Advancing Clinical Development
The EIK1001 Phase 2 study is an important milestone for Eikon’s immuno-oncology strategy. By pairing TLR7/8 activation with checkpoint inhibition and chemotherapy, the program aims to enhance tumor immunogenicity, potentially transforming outcomes for patients with advanced NSCLC who historically have limited therapeutic options.
With the upcoming presentation at ESMO 2025, Eikon aims to showcase early clinical insights into safety, tolerability, and immunologic activity that may inform future registration-enabling studies and support the company’s broader vision of developing innovative therapies that harness the immune system to combat cancer.
Looking Ahead
Eikon continues to leverage its integrated drug discovery platform to advance oncology candidates from early-stage innovation to late-stage clinical testing.

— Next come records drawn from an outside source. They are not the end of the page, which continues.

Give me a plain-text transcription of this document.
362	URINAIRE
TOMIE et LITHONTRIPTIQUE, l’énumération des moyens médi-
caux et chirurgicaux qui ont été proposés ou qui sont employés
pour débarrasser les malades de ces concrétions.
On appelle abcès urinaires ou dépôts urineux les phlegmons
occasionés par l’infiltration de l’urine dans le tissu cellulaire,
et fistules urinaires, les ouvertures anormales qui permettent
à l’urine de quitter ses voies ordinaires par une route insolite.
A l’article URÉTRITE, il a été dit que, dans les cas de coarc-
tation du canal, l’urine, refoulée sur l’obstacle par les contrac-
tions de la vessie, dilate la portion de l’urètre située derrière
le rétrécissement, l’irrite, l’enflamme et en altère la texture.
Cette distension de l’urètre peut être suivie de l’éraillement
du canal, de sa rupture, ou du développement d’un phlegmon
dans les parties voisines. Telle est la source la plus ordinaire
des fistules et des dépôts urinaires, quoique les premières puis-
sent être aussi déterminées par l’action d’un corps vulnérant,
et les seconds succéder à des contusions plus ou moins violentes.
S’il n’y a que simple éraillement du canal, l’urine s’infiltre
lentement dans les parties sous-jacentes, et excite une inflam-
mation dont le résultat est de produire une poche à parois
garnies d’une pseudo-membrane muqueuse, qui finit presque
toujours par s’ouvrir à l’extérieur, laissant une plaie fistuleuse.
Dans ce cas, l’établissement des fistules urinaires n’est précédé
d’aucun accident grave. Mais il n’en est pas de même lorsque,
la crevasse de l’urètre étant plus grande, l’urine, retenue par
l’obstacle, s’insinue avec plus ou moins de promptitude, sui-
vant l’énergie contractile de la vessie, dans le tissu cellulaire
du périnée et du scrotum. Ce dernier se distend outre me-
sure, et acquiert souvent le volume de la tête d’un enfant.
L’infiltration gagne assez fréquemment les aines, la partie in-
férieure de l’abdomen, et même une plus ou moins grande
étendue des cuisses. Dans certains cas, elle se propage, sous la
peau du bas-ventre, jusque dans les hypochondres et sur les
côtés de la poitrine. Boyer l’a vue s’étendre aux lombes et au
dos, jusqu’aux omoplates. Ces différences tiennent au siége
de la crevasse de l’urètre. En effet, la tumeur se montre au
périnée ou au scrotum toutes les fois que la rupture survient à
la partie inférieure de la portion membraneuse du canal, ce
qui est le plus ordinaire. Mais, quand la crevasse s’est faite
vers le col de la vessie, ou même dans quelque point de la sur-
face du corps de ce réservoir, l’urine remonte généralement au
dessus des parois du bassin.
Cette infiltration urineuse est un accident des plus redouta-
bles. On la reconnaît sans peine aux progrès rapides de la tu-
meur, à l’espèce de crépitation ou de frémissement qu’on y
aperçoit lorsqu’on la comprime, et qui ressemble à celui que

The company’s combination of advanced engineering, proprietary SMT technology, and in-depth translational research positions it to deliver next-generation cancer therapies that address unmet needs in hard-to-treat solid tumors.
The EIK1001 Phase 2 study, along with the company’s broader oncology portfolio, underscores Eikon’s commitment to scientifically rigorous, patient-focused development, setting the stage for potential new standards of care in immuno-oncology.